Utilizing the proposed fluorescence-free detection method on the single atom level, we provided a method to determine the trap frequency of the cold atoms in an optical trap. The method avoids uncertainties in the usual measurement in which the fluorescence light is scattered by the atoms. Compared to these methods, the cavity-enhanced approach is extremely sensitive to atoms. One does not have to repeat the measurement many times, especially if the number of atoms in the ODT is small, even on the single-particle level. When the confinement is weak, or the trap frequency is low, such as several hertz, the traditional approach becomes ineffective owing to the tremendous loss of atoms during a long-playing AM procedure.^[13] However, for a lower frequency in the axial direction, the advantage of the proposed system makes it easy to obtain the oscillation signal, as shown in Fig. 4. These results enable us to optimize the transport of single atoms^[31–33] without excitation of the vibration after transport. This makes it possible to monitor the vibration of a single atom in a single site of lattices located inside a cavity. In addition, the proposed method can be extended to record the interference signal from Bose–Einstein condensates (BEC),^[34] in which the intensity of the condensate is modulated by the interference pattern, and the change of atomic vibration that heralds the formation of molecules in the preparation of Cs macrodimer molecules^[35] can be detected. Moreover, this creates the possibility of determining the motion of a single atom with a stored quantum bit when keeping the atomic excitation quite low^[36] with an average intracavity photon number less than 1.
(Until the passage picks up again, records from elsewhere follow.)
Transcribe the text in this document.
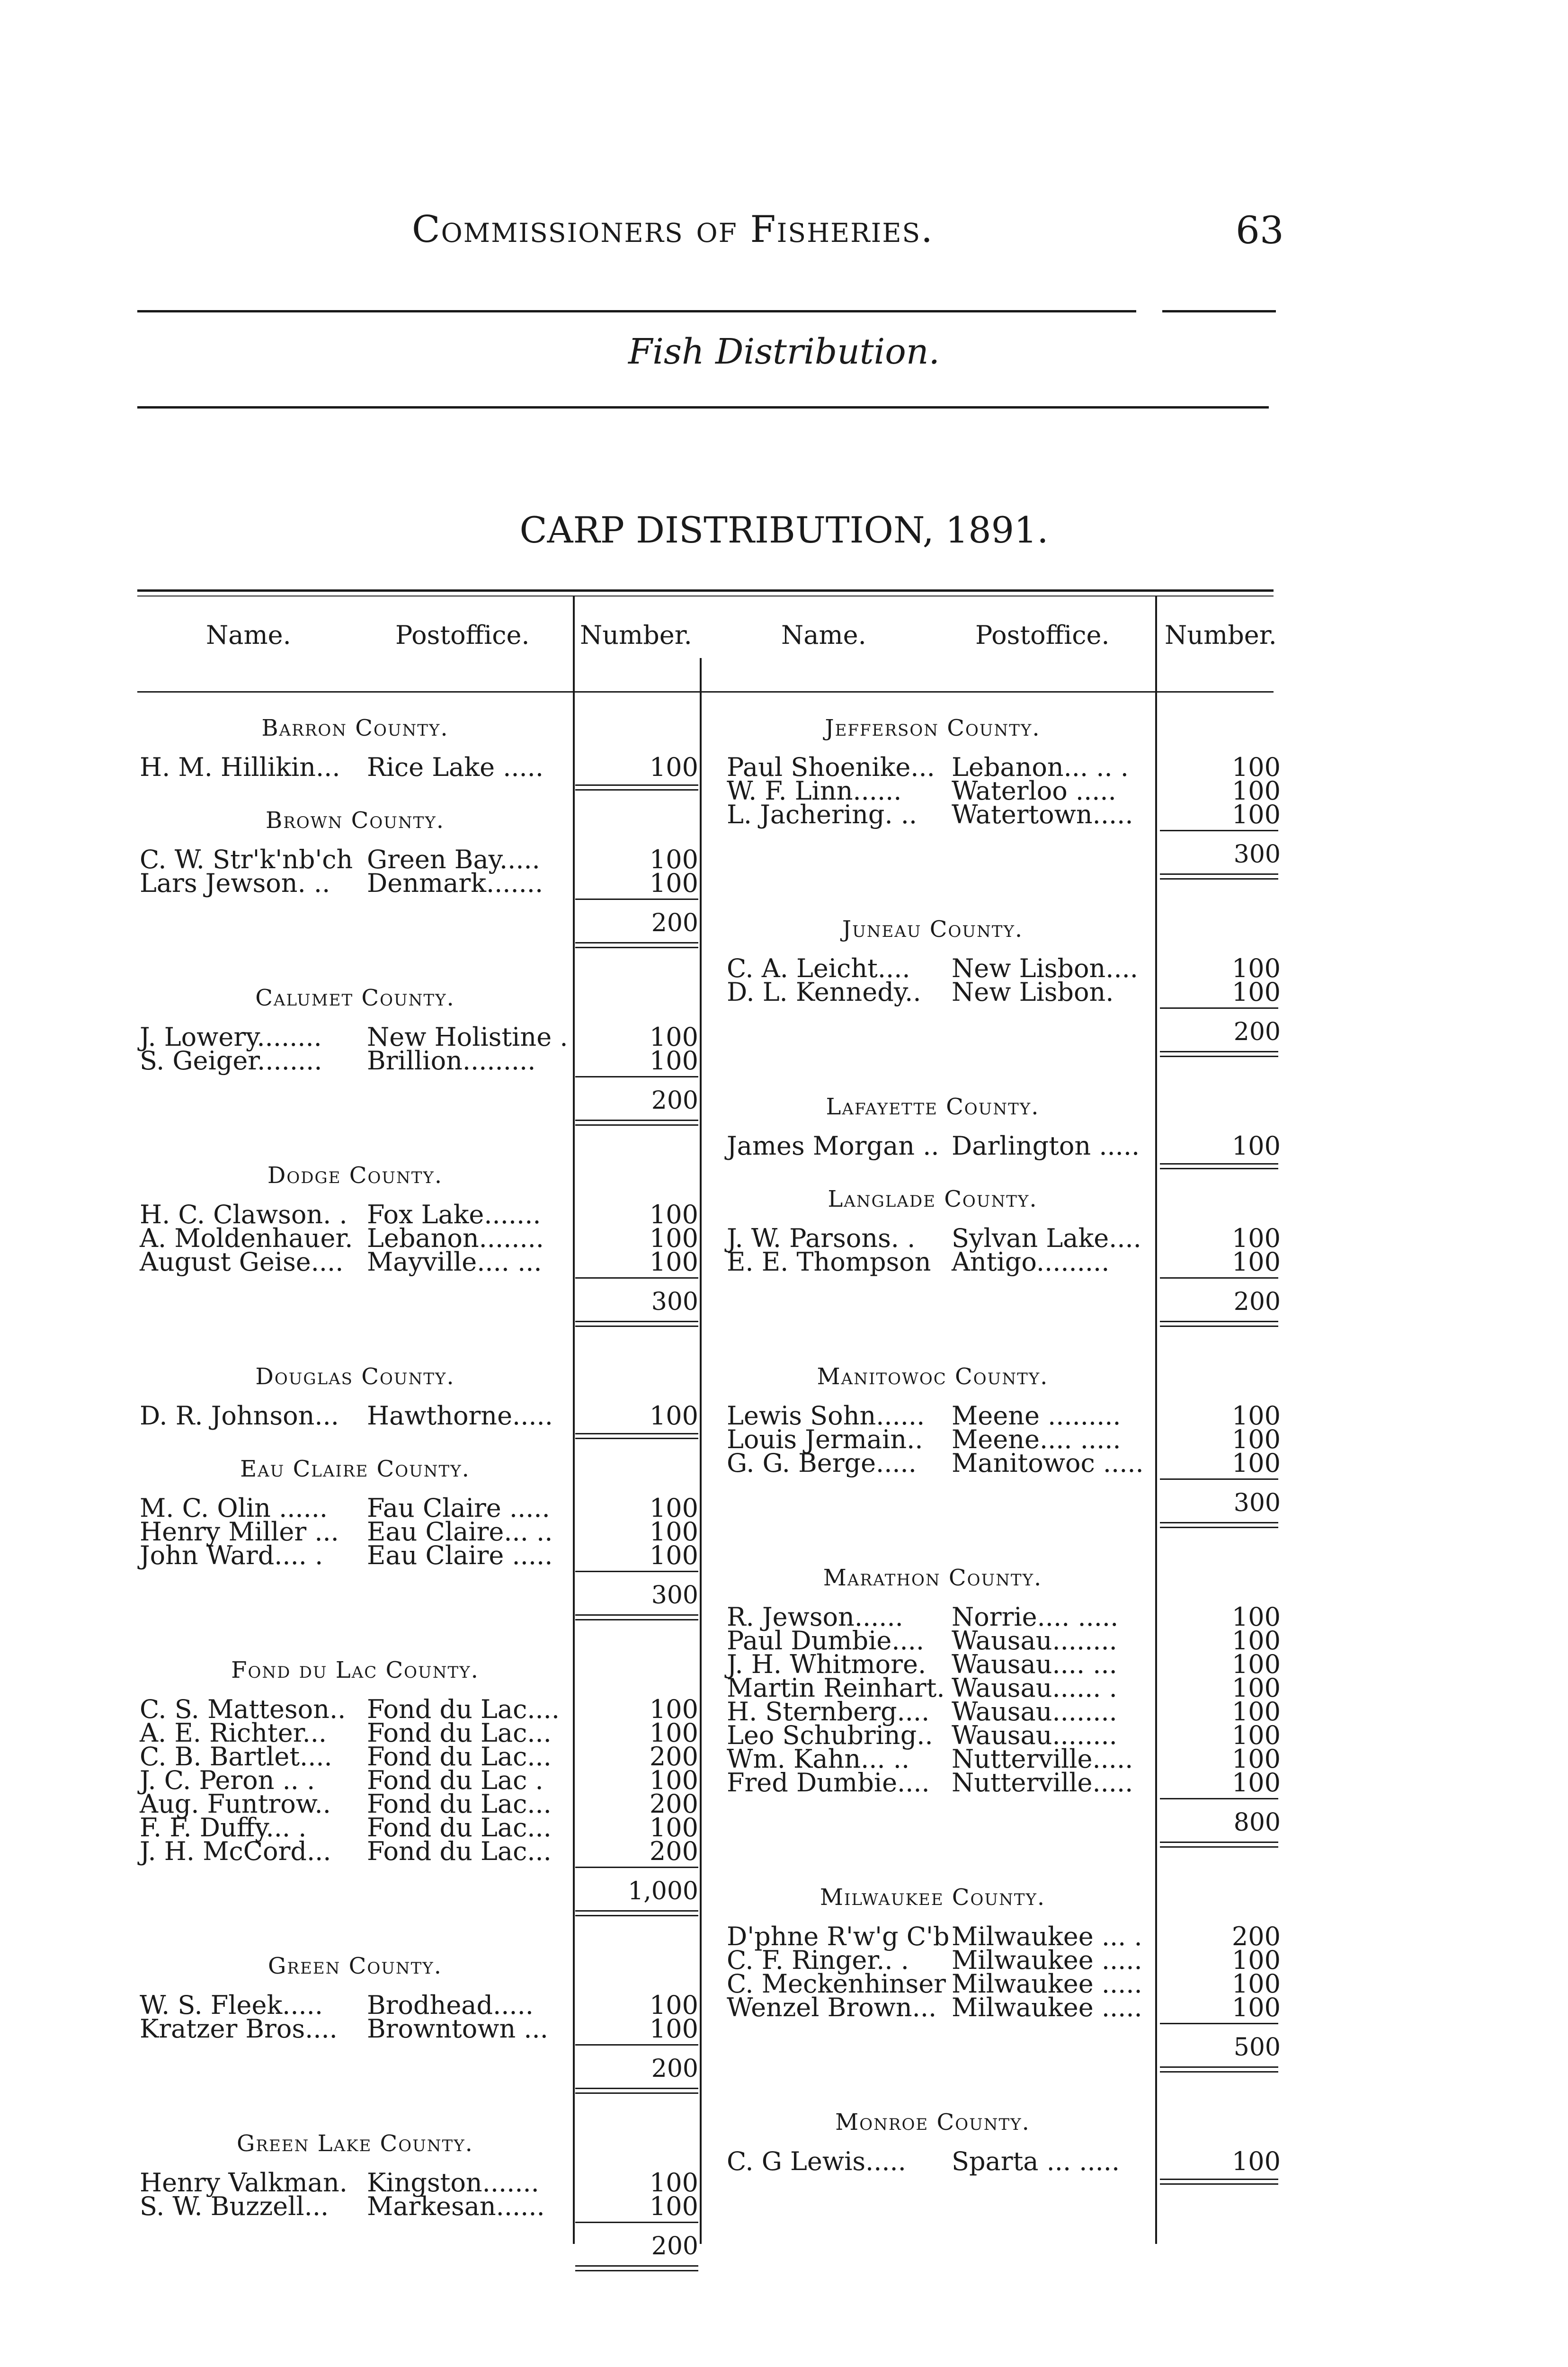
Commissioners of Fisheries.	63
Fish Distribution.
CARP DISTRIBUTION, 1891.
Name.	Postoffice. Number.	Name.	Postoffice. Number.
Barron County.
H. M. Hillikin... Rice Lake .....	100
Brown County.
C. W. Str'k'nb'ch Green Bay.....	100
Lars Jewson. .. Denmark.......	100
200
Calumet County.
J. Lowery........ New Holistine .	100
S. Geiger........ Brillion.........	100
200
Dodge County.
H. C. Clawson. . Fox Lake.......	100
A. Moldenhauer. Lebanon........	100
August Geise.... Mayville.... ...	100
300
Douglas County.
D. R. Johnson... Hawthorne.....	100
Eau Claire County.
M. C. Olin ...... Fau Claire .....	100
Henry Miller ... Eau Claire... ..	100
John Ward.... . Eau Claire .....	100
300
Fond du Lac County.
C. S. Matteson.. Fond du Lac....	100
A. E. Richter... Fond du Lac...	100
C. B. Bartlet.... Fond du Lac...	200
J. C. Peron .. . Fond du Lac .	100
Aug. Funtrow.. Fond du Lac...	200
F. F. Duffy... . Fond du Lac...	100
J. H. McCord... Fond du Lac...	200
1,000
Green County.
W. S. Fleek..... Brodhead.....	100
Kratzer Bros.... Browntown ...	100
200
Green Lake County.
Henry Valkman. Kingston.......	100
S. W. Buzzell... Markesan......	100
200
Jefferson County.
Paul Shoenike... Lebanon... .. .	100
W. F. Linn...... Waterloo .....	100
L. Jachering. .. Watertown.....	100
300
Juneau County.
C. A. Leicht.... New Lisbon....	100
D. L. Kennedy.. New Lisbon.	100
200
Lafayette County.
James Morgan .. Darlington .....	100
Langlade County.
J. W. Parsons. . Sylvan Lake....	100
E. E. Thompson Antigo.........	100
200
Manitowoc County.
Lewis Sohn...... Meene .........	100
Louis Jermain.. Meene.... .....	100
G. G. Berge..... Manitowoc .....	100
300
Marathon County.
R. Jewson...... Norrie.... .....	100
Paul Dumbie.... Wausau........	100
J. H. Whitmore. Wausau.... ...	100
Martin Reinhart. Wausau...... .	100
H. Sternberg.... Wausau........	100
Leo Schubring.. Wausau........	100
Wm. Kahn... .. Nutterville.....	100
Fred Dumbie.... Nutterville.....	100
800
Milwaukee County.
D'phne R'w'g C'b Milwaukee ... .	200
C. F. Ringer.. . Milwaukee .....	100
C. Meckenhinser Milwaukee .....	100
Wenzel Brown... Milwaukee .....	100
500
Monroe County.
C. G Lewis..... Sparta ... .....	100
In conclusion, we have presented a new cavity-enhanced method to measure the oscillation frequency of cold atoms in an ODT based on a strongly coupled cavity QED system. By modulating the intensity of the ODT beam and recording the transmission spectra of the cavity we get the oscillation frequencies of the trapped atoms with 2.76 ± 0.01 kHz and 33.0 ± 0.8 Hz, which correspond to the oscillation frequencies in the radial and axial directions of the ODT beam, respectively. We also provide a direct observation method for the motion of cold atoms in an ODT. By splitting the atom cloud, we get a transmission spectrum with an oscillation frequency of 73.5 ± 0.6 Hz that corresponds to twice the trap frequency in the axial direction. Although it is difficult to eliminate the fluctuation of the average number of atoms for each transport, only the widths of the spectra are affected, while the frequencies of both resonant and parametric excitation are closely intensity dependent, and, in principle, the drift of which can be eliminated by using a servo technique.^[37] Being compared to the conventional fluorescence detection, our approach avoids uncertainties associated with the illuminating light and auxiliary imaging optics. At the same time, this method enables us, simply and quickly, to obtain the most promising parameters for optimally transporting cold atoms and trapping atoms in cavity mode,^[38] to determine the temperature of a single atom,^[39] and to control the motion of cold atoms.